Wednesday, October 5, 2011

Fried Pickles

     I absolutely love fried pickles. My favorite place to get fried pickles is at Bob Baumhower's Wings-- they are to die for! In college Adam and I would go on impromptu dates there so I could get my fried pickle fix and he could get his wing fix. Ok, Ok, I got my wing fix too. This country girl likes her chicken on the bone! If my daddy taught me one thing right it was how to clean a chicken bone. I may not do it the proper way all the time, but he certainly taught me how. Whenever we had fried chicken at my house my dad would clean every single chicken bone. He would clean his, and all of ours if he didn't think we had done a good enough job. I guess when you grow up in a family with 9 kids like he did you learn to not waste anything and be grateful for what you have. My daddy is a good man :)
     So turning back to the fried pickles: I have been craving fried pickles for the longest time, and well-- there is no Bob Baumhower's Wings where we live now. Because of this fact I have resorted to creating my own fried pickles and I have to say that they are really stinkin' good. They would be the perfect tailgate food if you are tailgating inside close to the frying pan, or bring your fryer out to the stadium with you like we southerners are known to do. But otherwise I'd say leave the fried pickles up to the restaurants, because like any fried food, these taste best when they first come out of the grease. So let's get started, shall we?
Here is what you will need:
1/2 cup all purpose flour, 1/4 cup yellow corn meal, a heaping teaspoon of cajun seasoning, about 30 dill pickles, and vegetable oil.

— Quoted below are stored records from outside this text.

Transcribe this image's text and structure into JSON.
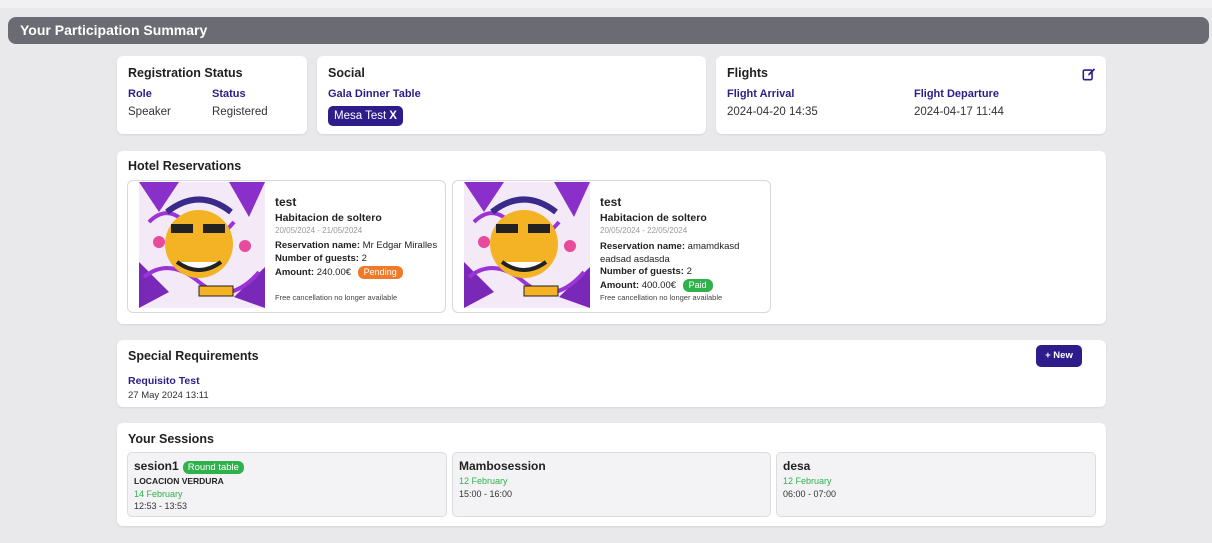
{
  "page": {
    "title": "Your Participation Summary"
  },
  "registration": {
    "title": "Registration Status",
    "role_label": "Role",
    "status_label": "Status",
    "role": "Speaker",
    "status": "Registered"
  },
  "social": {
    "title": "Social",
    "table_label": "Gala Dinner Table",
    "table_chip": "Mesa Test",
    "chip_remove": "X"
  },
  "flights": {
    "title": "Flights",
    "arrival_label": "Flight Arrival",
    "departure_label": "Flight Departure",
    "arrival": "2024-04-20 14:35",
    "departure": "2024-04-17 11:44",
    "edit_icon": "edit-icon"
  },
  "hotel": {
    "title": "Hotel Reservations",
    "reservations": [
      {
        "hotel": "test",
        "room": "Habitacion de soltero",
        "dates": "20/05/2024 - 21/05/2024",
        "name_label": "Reservation name:",
        "name": "Mr Edgar Miralles",
        "guests_label": "Number of guests:",
        "guests": "2",
        "amount_label": "Amount:",
        "amount": "240.00€",
        "status": "Pending",
        "status_color": "#f07a2a",
        "cancellation": "Free cancellation no longer available"
      },
      {
        "hotel": "test",
        "room": "Habitacion de soltero",
        "dates": "20/05/2024 - 22/05/2024",
        "name_label": "Reservation name:",
        "name": "amamdkasd eadsad asdasda",
        "guests_label": "Number of guests:",
        "guests": "2",
        "amount_label": "Amount:",
        "amount": "400.00€",
        "status": "Paid",
        "status_color": "#2fb14c",
        "cancellation": "Free cancellation no longer available"
      }
    ]
  },
  "requirements": {
    "title": "Special Requirements",
    "new_button": "+ New",
    "item_title": "Requisito Test",
    "item_date": "27 May 2024 13:11"
  },
  "sessions": {
    "title": "Your Sessions",
    "items": [
      {
        "name": "sesion1",
        "badge": "Round table",
        "location": "LOCACION VERDURA",
        "date": "14 February",
        "time": "12:53 - 13:53"
      },
      {
        "name": "Mambosession",
        "date": "12 February",
        "time": "15:00 - 16:00"
      },
      {
        "name": "desa",
        "date": "12 February",
        "time": "06:00 - 07:00"
      }
    ]
  },
  "colors": {
    "accent": "#2d1c8a",
    "title_bar": "#6b6b73",
    "pending": "#f07a2a",
    "paid": "#2fb14c"
  }
}
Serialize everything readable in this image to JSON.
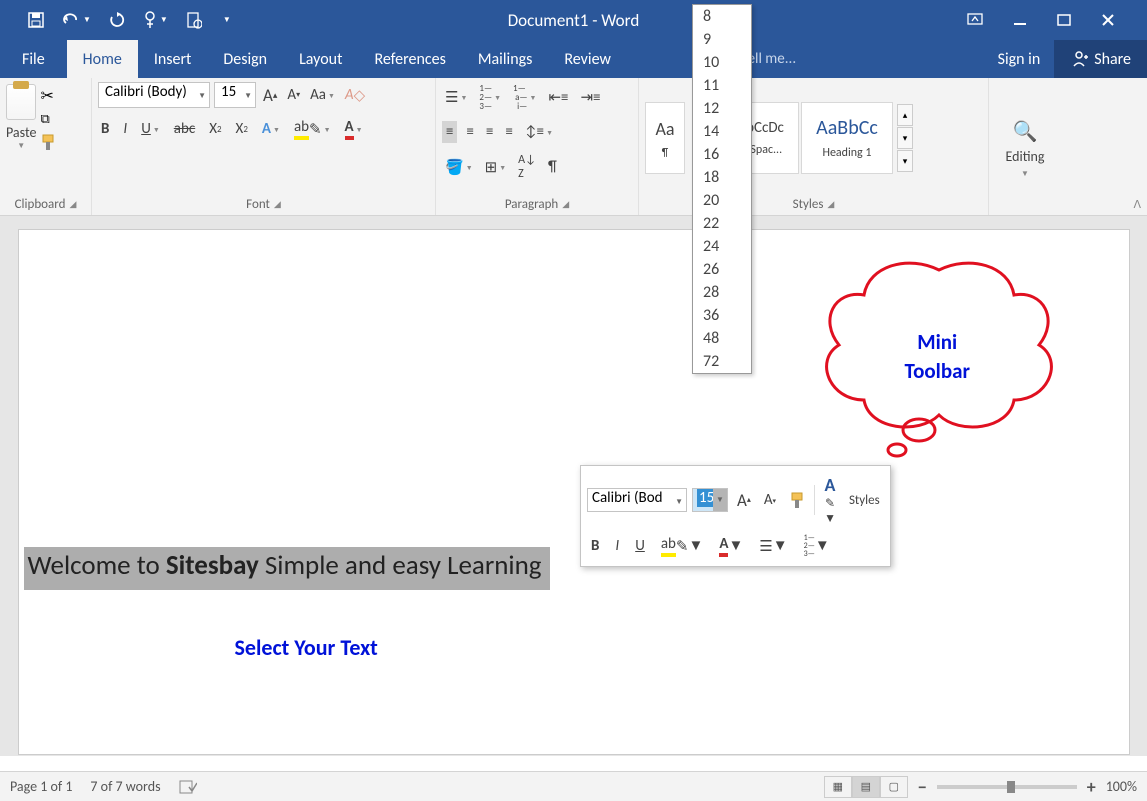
{
  "title": "Document1 - Word",
  "qat": {
    "save": "💾",
    "undo": "↶",
    "redo": "↻"
  },
  "menus": [
    "File",
    "Home",
    "Insert",
    "Design",
    "Layout",
    "References",
    "Mailings",
    "Review"
  ],
  "tell_me": "Tell me...",
  "signin": "Sign in",
  "share": "Share",
  "ribbon": {
    "clipboard": {
      "label": "Clipboard",
      "paste": "Paste"
    },
    "font": {
      "label": "Font",
      "name": "Calibri (Body)",
      "size": "15"
    },
    "paragraph": {
      "label": "Paragraph"
    },
    "styles": {
      "label": "Styles",
      "s1_prev": "Aa",
      "s2_prev": "AaBbCcDc",
      "s2_lbl": "¶ No Spac...",
      "s3_prev": "AaBbCc",
      "s3_lbl": "Heading 1"
    },
    "editing": {
      "label": "Editing"
    }
  },
  "size_options": [
    "8",
    "9",
    "10",
    "11",
    "12",
    "14",
    "16",
    "18",
    "20",
    "22",
    "24",
    "26",
    "28",
    "36",
    "48",
    "72"
  ],
  "doc": {
    "selected_pre": "Welcome to ",
    "selected_bold": "Sitesbay",
    "selected_post": " Simple and easy Learning",
    "blue": "Select Your Text",
    "cloud1": "Mini",
    "cloud2": "Toolbar"
  },
  "mini": {
    "font": "Calibri (Bod",
    "size": "15",
    "styles": "Styles"
  },
  "status": {
    "page": "Page 1 of 1",
    "words": "7 of 7 words",
    "zoom": "100%"
  }
}
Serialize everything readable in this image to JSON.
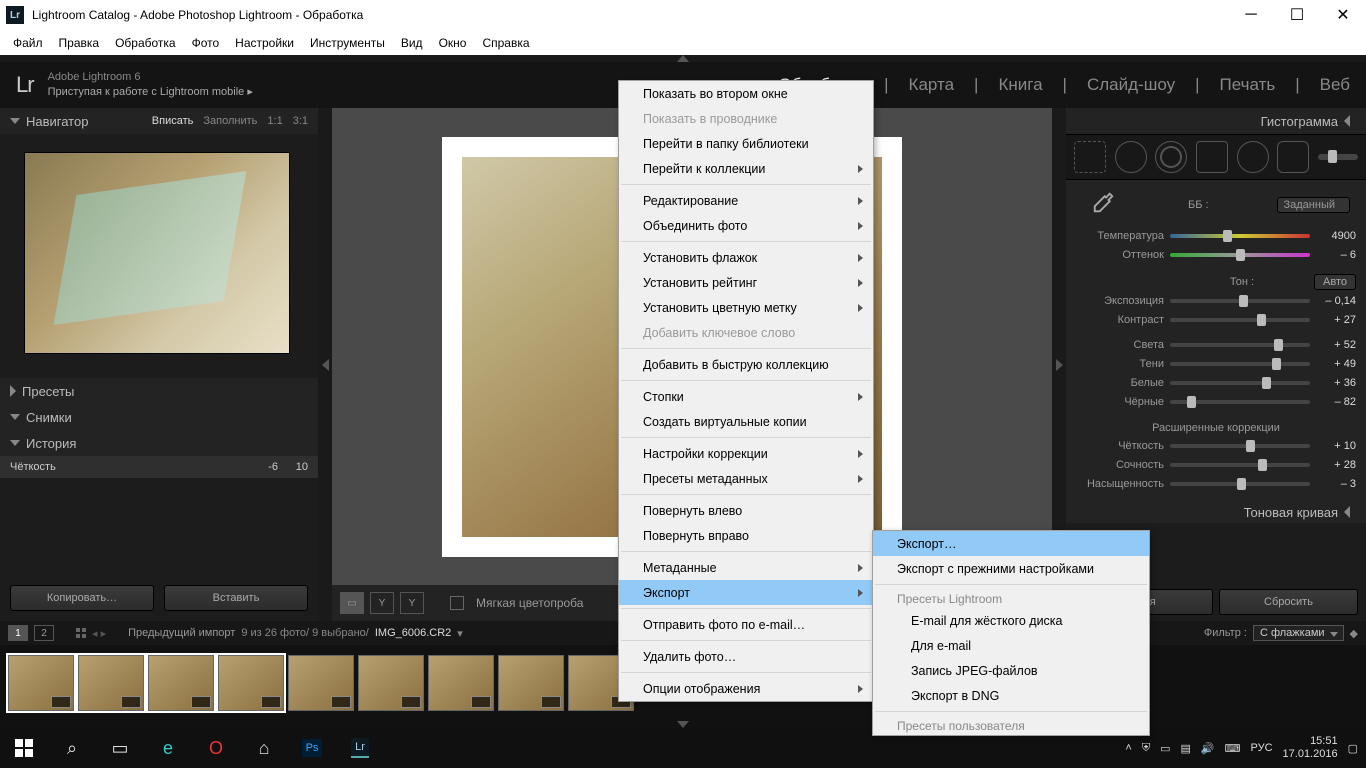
{
  "titlebar": {
    "text": "Lightroom Catalog - Adobe Photoshop Lightroom - Обработка"
  },
  "osmenu": [
    "Файл",
    "Правка",
    "Обработка",
    "Фото",
    "Настройки",
    "Инструменты",
    "Вид",
    "Окно",
    "Справка"
  ],
  "branding": {
    "line1": "Adobe Lightroom 6",
    "line2": "Приступая к работе с Lightroom mobile    ▸"
  },
  "modules": [
    "Обработка",
    "Карта",
    "Книга",
    "Слайд-шоу",
    "Печать",
    "Веб"
  ],
  "active_module": "Обработка",
  "left": {
    "navigator": "Навигатор",
    "fit": [
      "Вписать",
      "Заполнить",
      "1:1",
      "3:1"
    ],
    "panels": [
      "Пресеты",
      "Снимки",
      "История"
    ],
    "history_item": {
      "name": "Чёткость",
      "a": "-6",
      "b": "10"
    },
    "copy": "Копировать…",
    "paste": "Вставить"
  },
  "right": {
    "histogram": "Гистограмма",
    "wb_label": "ББ :",
    "wb_value": "Заданный",
    "sliders": [
      {
        "lbl": "Температура",
        "val": "4900",
        "pos": 38,
        "track": "temp"
      },
      {
        "lbl": "Оттенок",
        "val": "– 6",
        "pos": 47,
        "track": "tint"
      }
    ],
    "tone_title": "Тон :",
    "auto": "Авто",
    "tone": [
      {
        "lbl": "Экспозиция",
        "val": "– 0,14",
        "pos": 49
      },
      {
        "lbl": "Контраст",
        "val": "+ 27",
        "pos": 62
      }
    ],
    "tone2": [
      {
        "lbl": "Света",
        "val": "+ 52",
        "pos": 74
      },
      {
        "lbl": "Тени",
        "val": "+ 49",
        "pos": 73
      },
      {
        "lbl": "Белые",
        "val": "+ 36",
        "pos": 66
      },
      {
        "lbl": "Чёрные",
        "val": "– 82",
        "pos": 12
      }
    ],
    "ext_title": "Расширенные коррекции",
    "ext": [
      {
        "lbl": "Чёткость",
        "val": "+ 10",
        "pos": 54
      },
      {
        "lbl": "Сочность",
        "val": "+ 28",
        "pos": 63
      },
      {
        "lbl": "Насыщенность",
        "val": "– 3",
        "pos": 48
      }
    ],
    "tonecurve": "Тоновая кривая",
    "btn1": "ация",
    "btn2": "Сбросить"
  },
  "ctoolbar": {
    "soft": "Мягкая цветопроба"
  },
  "film": {
    "prev": "Предыдущий импорт",
    "count": "9 из 26 фото/  9 выбрано/",
    "file": "IMG_6006.CR2",
    "filter_label": "Фильтр :",
    "filter_value": "С флажками"
  },
  "ctx1": [
    {
      "t": "Показать во втором окне"
    },
    {
      "t": "Показать в проводнике",
      "dis": true
    },
    {
      "t": "Перейти в папку библиотеки"
    },
    {
      "t": "Перейти к коллекции",
      "sub": true
    },
    {
      "sep": true
    },
    {
      "t": "Редактирование",
      "sub": true
    },
    {
      "t": "Объединить фото",
      "sub": true
    },
    {
      "sep": true
    },
    {
      "t": "Установить флажок",
      "sub": true
    },
    {
      "t": "Установить рейтинг",
      "sub": true
    },
    {
      "t": "Установить цветную метку",
      "sub": true
    },
    {
      "t": "Добавить ключевое слово",
      "dis": true
    },
    {
      "sep": true
    },
    {
      "t": "Добавить в быструю коллекцию"
    },
    {
      "sep": true
    },
    {
      "t": "Стопки",
      "sub": true
    },
    {
      "t": "Создать виртуальные копии"
    },
    {
      "sep": true
    },
    {
      "t": "Настройки коррекции",
      "sub": true
    },
    {
      "t": "Пресеты метаданных",
      "sub": true
    },
    {
      "sep": true
    },
    {
      "t": "Повернуть влево"
    },
    {
      "t": "Повернуть вправо"
    },
    {
      "sep": true
    },
    {
      "t": "Метаданные",
      "sub": true
    },
    {
      "t": "Экспорт",
      "sub": true,
      "hl": true
    },
    {
      "sep": true
    },
    {
      "t": "Отправить фото по e-mail…"
    },
    {
      "sep": true
    },
    {
      "t": "Удалить фото…"
    },
    {
      "sep": true
    },
    {
      "t": "Опции отображения",
      "sub": true
    }
  ],
  "ctx2": {
    "top": [
      {
        "t": "Экспорт…",
        "hl": true
      },
      {
        "t": "Экспорт с прежними настройками"
      }
    ],
    "h1": "Пресеты Lightroom",
    "mid": [
      {
        "t": "E-mail для жёсткого диска"
      },
      {
        "t": "Для e-mail"
      },
      {
        "t": "Запись JPEG-файлов"
      },
      {
        "t": "Экспорт в DNG"
      }
    ],
    "h2": "Пресеты пользователя"
  },
  "taskbar": {
    "lang": "РУС",
    "time": "15:51",
    "date": "17.01.2016"
  }
}
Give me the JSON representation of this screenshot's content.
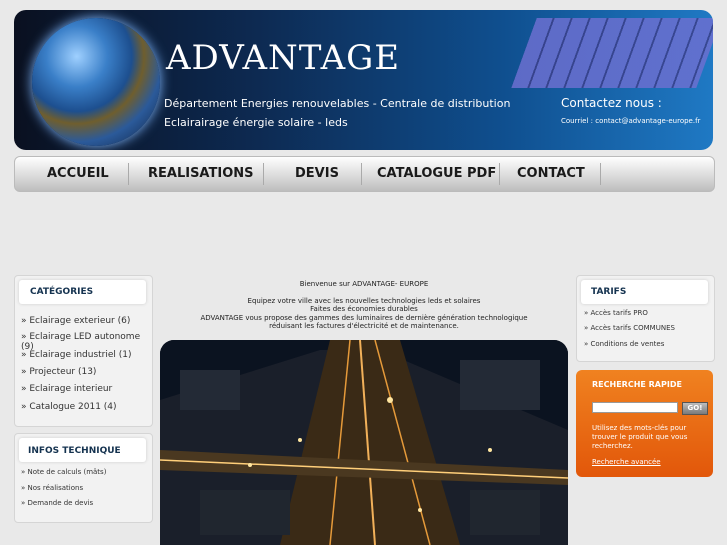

Begin the process by combining the flour, cornmeal, and cajun seasoning in a shallow dish. I used a small casserole dish to mix mine.

Stir these three ingredients till the mixture looks uniform. Set it aside for a moment.

Now is when you will want to get out your frying pan, pour in enough vegetable oil to cover the bottom, and set the heat to medium. Allow the oil to heat while you are battering your pickles.

Fish several pickles out of the jar and throw them into the casserole dish with the flour and cornmeal mix.

Flip the pickles to coat.


I used a fork to press the flour/cornmeal into the pickle to make a nice thick coating.
Once the pickles are thoroughly drenched in flour/cornmeal you are ready to place them into the oil.

Test the oil to make sure it is hot by sprinkling the tiniest bit of the flour/cornmeal into the grease. If it bubbles and sizzles you are ready to start frying. If nothing happens, wait a little longer and try again.




Place the pickles one by one into the grease. Fill your frying pan till the pickles are about one inch apart from one another. As you can see mine have much more space than one inch, I simply chose to fry in smaller batches. You do it how you want.
When they are golden brown on one side, flip and cook till golden brown on the other. This should take between 5-8 minutes. Remove the pickles from the grease and transfer to a paper towel lined plate. Once the grease has drained slightly you can put the pickles on a wire rack in a 100 degree oven to keep warm until you finish frying the rest.

Place the fried pickles on a platter and serve with ranch dressing.

Um, yes please!

Oh how I have been waiting for this! These are so good!